Elle s’était mise à sourire avec bienveillance.

- Ce n’est pas écrit non plus sur mon front, avait-elle gloussé. Mais oui, c’est ça, je suis lesbienne.

- Pardon, je… je savais pas.

- Non mais, ne t’excuse pas. Comment tu aurais su ? Je ne t’en ai pas parlé, parce que je n’ai jamais trouvé l’occasion de le faire et je préférais que ce soit naturel.

- Oui, je te comprends. Alors… c’est pour ça que tu ne vis pas chez tes parents alors qu’ils habitent en ville ?

Elle a hoché la tête.

- Bingo. C’était devenu un peu trop compliqué et presque invivable pour tout te dire. Donc j’ai préféré partir… heureusement ma tante m’a énormément aidée. La présence d’Anaïs elle-même rendait folle ma mère, alors qu’elle est juste ma meilleure amie. Et mon père, je crois qu’il n’a jamais osé s’affirmer devant ma mère et qu’il ne le fera jamais.

J’avais posé une main rassurante sur la sienne.

- T’as trouvé une famille qui t’accepte.

Un immense et reconnaissant sourire s’est formé sur ses lèvres.

- Bordel, tu verrais Tao en dîner de famille ? Ou Romain marié et père de quatre gosses ? plaisantait-elle.

- C’est pas Romain qui dit qu’il accrocherait ses enfants au plafond s’ils gueulent trop et Tao qui pense qu’un gamin peut comprendre lui-même qu’il ne doit pas s’approcher d’une fenêtre ouverte ?
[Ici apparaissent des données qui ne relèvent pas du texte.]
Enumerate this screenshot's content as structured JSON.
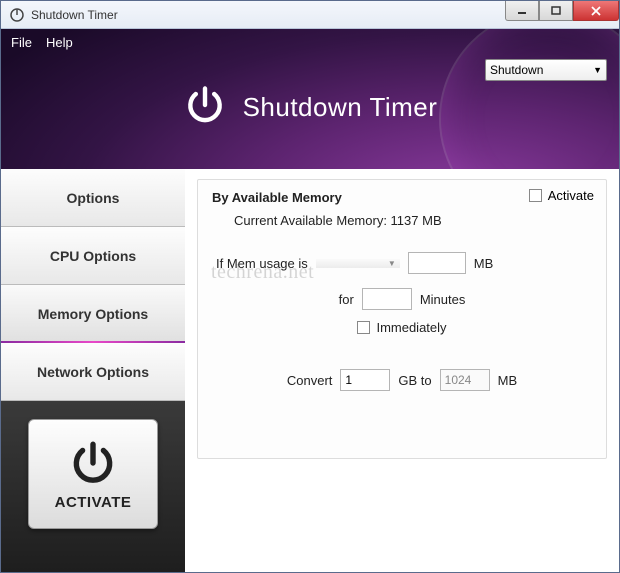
{
  "window": {
    "title": "Shutdown Timer"
  },
  "menu": {
    "file": "File",
    "help": "Help"
  },
  "action_dropdown": {
    "selected": "Shutdown"
  },
  "header": {
    "app_name": "Shutdown Timer"
  },
  "sidebar": {
    "tabs": {
      "options": "Options",
      "cpu": "CPU Options",
      "memory": "Memory Options",
      "network": "Network Options"
    },
    "activate_button": "ACTIVATE"
  },
  "panel": {
    "title": "By Available Memory",
    "activate_label": "Activate",
    "current_mem_label": "Current Available Memory: 1137 MB",
    "if_mem_label": "If Mem usage is",
    "mem_operator": "",
    "mem_value": "",
    "mb_unit": "MB",
    "for_label": "for",
    "for_value": "",
    "minutes_label": "Minutes",
    "immediately_label": "Immediately",
    "convert_label": "Convert",
    "convert_from": "1",
    "gb_to_label": "GB to",
    "convert_to": "1024",
    "mb_unit2": "MB"
  },
  "watermark": "techrena.net"
}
Alors que nous éclations de rire, une bruyante sonnerie de notification de portable nous coupait. C’était le mien. Je le récupère et en compagnie de mon acolyte, nous lisions le message suivant :

« Y a un carnaval dans ma commune, dans deux semaines, après mes exams. Tu veux qu’on y aille ensemble ? Te connaissant, ça va te plaire. »

Signé de lui…

Zénaïde n’avait pas tardé à me lancer un regard plein d’équivoque, les yeux grands ouverts. Son sourire était si grand qu’il déformait totalement ses traits.

- Je t’ordonne d’écrire la réponse maintenant, sous mes yeux.

Elle me caressait brièvement le cou à l’aide de la plume qu’elle avait récupéré du chapeau. Je manquais d’en faire valser mon téléphone de l’autre bout de la chambre.

- Arrêtes, je suis chatouilleuse Zénaïde, putain ! crié-je, en m’esclaffant.